We are performing over

sight saving surgeries per month

The DMH eye clinic and surgery currently provides eye services to approximately 300 people and at least 40 sight restoring and sight saving surgeries a month. The clinic is based at Dreamland Mission Hospital in Kimilili, western Kenya, an area where half the population live on less than $1.5 a/day. It is the only eye surgery available for at least a 2-hour drive. We accept any patient with eye problems that may harm or has harmed their sight. The majority of these are elderly patients, who are disabled by their sight loss. Restoring their sight gives them back a sense of hope and gives them power to return to work or become an active part of the family. The WHO has said that in Kenya eye surgeries are one of the most important healthcare interventions to help boost the economy.  Our own in house eye team is led by Clement Kiprop, an excellent surgeon who was sponsored through his education and medical studies by a missionary family.


Surgery costs £92 per eye which includes initial consultation, surgery, overnight stay in hospital following surgery and follow up appointments. This includes all associated costs including staff wages. Patients who can afford it pay £10 (1350ksh) towards the cost of their treatment.  Annually we do approximately 480 cataract surgeries.


This project focuses on the elderly with the majority of services being provided to an older population. This population are poor, but often key to the running of family units in Kenya. If they lose their sight there can be a huge knock on impact on the whole family, for example they may no longer be able to farm and provide food for the family. Although it is changing because of the work we have done, there has been a myth that if you lose your sight, then you are about to die. This changes dignity and respect the person has in the community. DMH wants to continue to change this, so that sight loss is feared less and is treated routinely as part of the care at DMH.

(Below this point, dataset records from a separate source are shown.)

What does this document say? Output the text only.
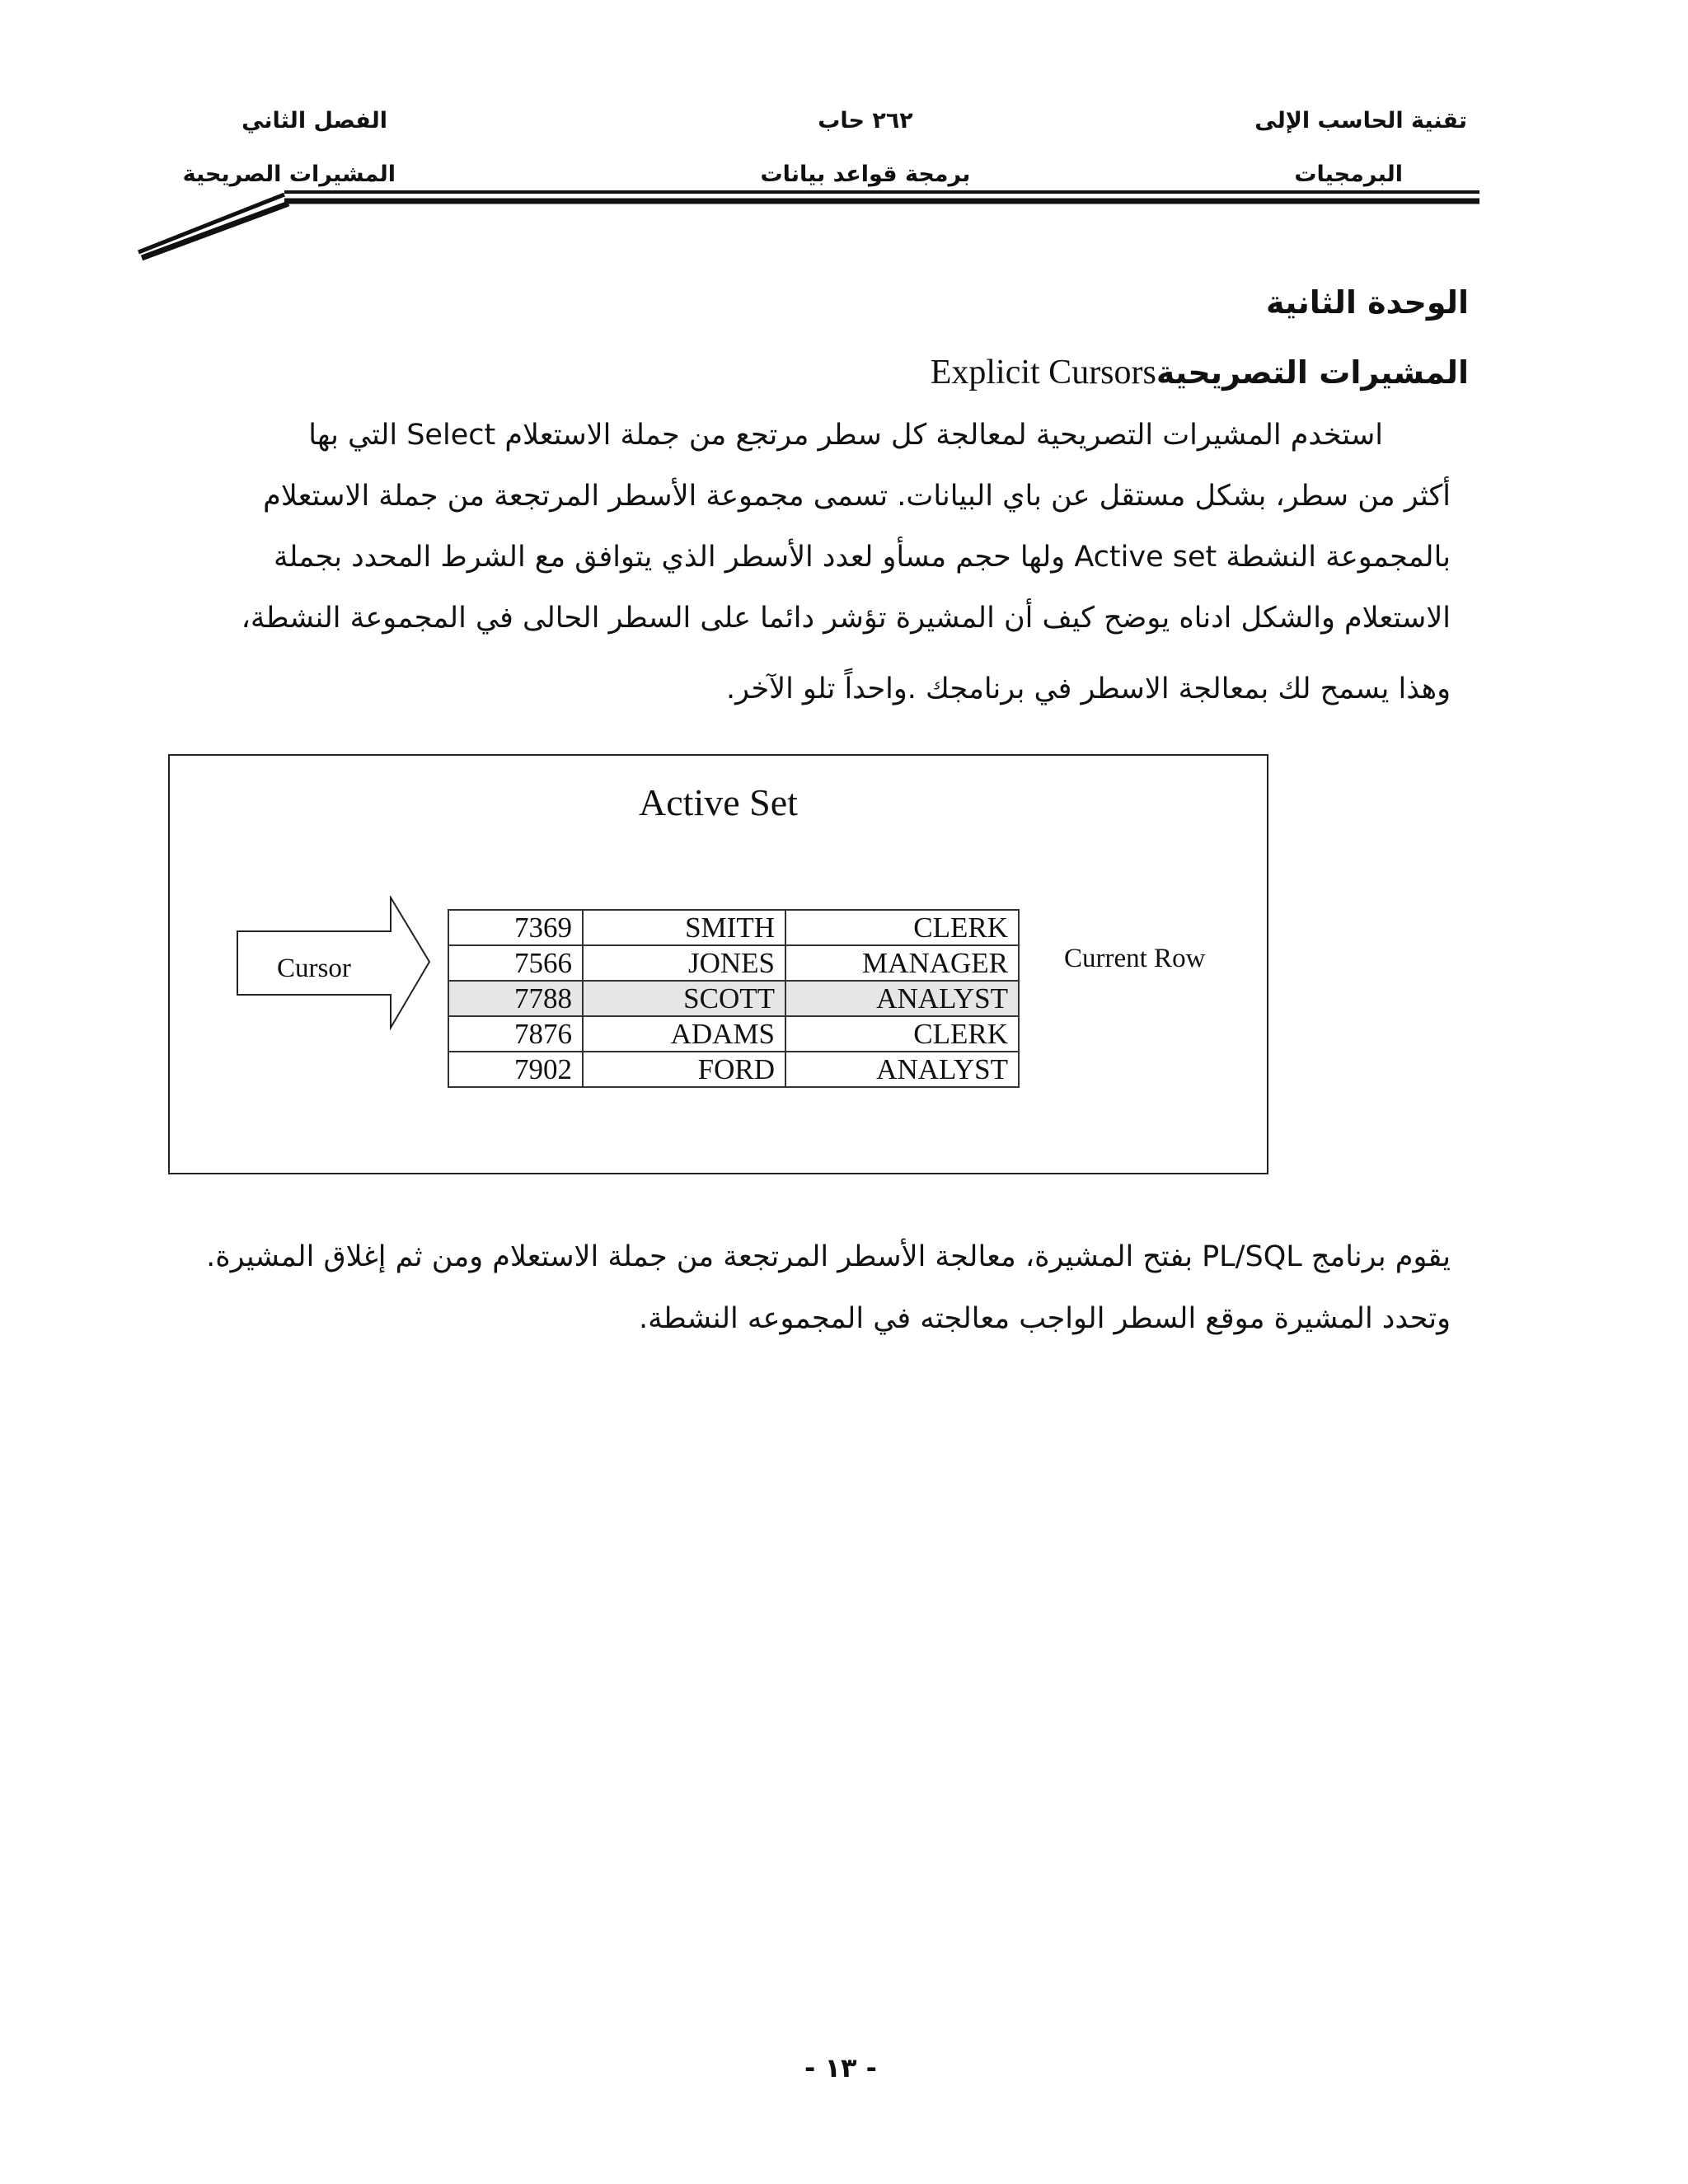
تقنية الحاسب الإلى
البرمجيات
٢٦٢ حاب
برمجة قواعد بيانات
الفصل الثاني
المشيرات الصريحية
الوحدة الثانية
المشيرات التصريحيةExplicit Cursors
استخدم المشيرات التصريحية لمعالجة كل سطر مرتجع من جملة الاستعلام Select التي بها
أكثر من سطر، بشكل مستقل عن باي البيانات. تسمى مجموعة الأسطر المرتجعة من جملة الاستعلام
بالمجموعة النشطة Active set ولها حجم مسأو لعدد الأسطر الذي يتوافق مع الشرط المحدد بجملة
الاستعلام والشكل ادناه يوضح كيف أن المشيرة تؤشر دائما على السطر الحالى في المجموعة النشطة،
وهذا يسمح لك بمعالجة الاسطر في برنامجك .واحداً تلو الآخر.
Active Set
Cursor
7369	SMITH	CLERK
7566	JONES	MANAGER
7788	SCOTT	ANALYST
7876	ADAMS	CLERK
7902	FORD	ANALYST
Current Row
يقوم برنامج PL/SQL بفتح المشيرة، معالجة الأسطر المرتجعة من جملة الاستعلام ومن ثم إغلاق المشيرة.
وتحدد المشيرة موقع السطر الواجب معالجته في المجموعه النشطة.
- ١٣ -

The majority of those that need surgery can’t see a hand moving in front of their eyes from a distance of 3 meters. They are almost totally blind. They require help with activities of daily living, often putting burden on other family members. For those with cataracts we can reverse this disability and literally “the blind will see”.


Although not a direct economic project, the provision of sight gives chances for a much improved economic future. We have seen this whereby teachers have returned to work, farmers have gone back to farming or children can go to school because they no longer have to look after their grandparent.


We believe through our surgeon Kiprop and his team we can provide a service that is not prejudiced, is not only for the rich and that truly benefits and transforms the lives of the poorest and hardest to reach communities.

Read Rasoa’s Story

“It all started when her vision went blurry.”  Was what Rasoa’s youngest daughter told us. This problem started in the 2019 but her children did not take it seriously until she went totally blind. Rasoa’s blindness meant that one of her children had to move in with her as her full time carer.

Rasoa’s independence took a hit and her primary caregiver, and her daughter had a difficult time supporting her. Her son brought her to the hospital where, on assessment, it was discovered that Rasoa could only make out light and no solid shapes. As a result of this assessment, she was booked in to have her right eye operated on, this was done in January 2022.  Rasoa had her left eye operated on 2 months later.

After the operation, Rasoa had her independence back, she did not need help with day-to-day tasks and was able to take care of herself again.

On a follow-up visit, the team found Rasoa sitting under a tree playing with her grandchildren, something that was not possible before her surgery. She saw the team and was immediately able to identify the colours of the clothes they were wearing. When a visual acuity test was done her left eye was functioning at about 2/3 of what would be expected from a normal eye and her right eye is functioning at about 1/2 of what would be expected. Considering that she arrived at DMH only able to see light this is a huge improvement. Her daughter says that she also has her independence back now as her mother does not need round-the-clock care.

The family is so grateful that their mother is recovering well and are so happy that she can now recognise them once again.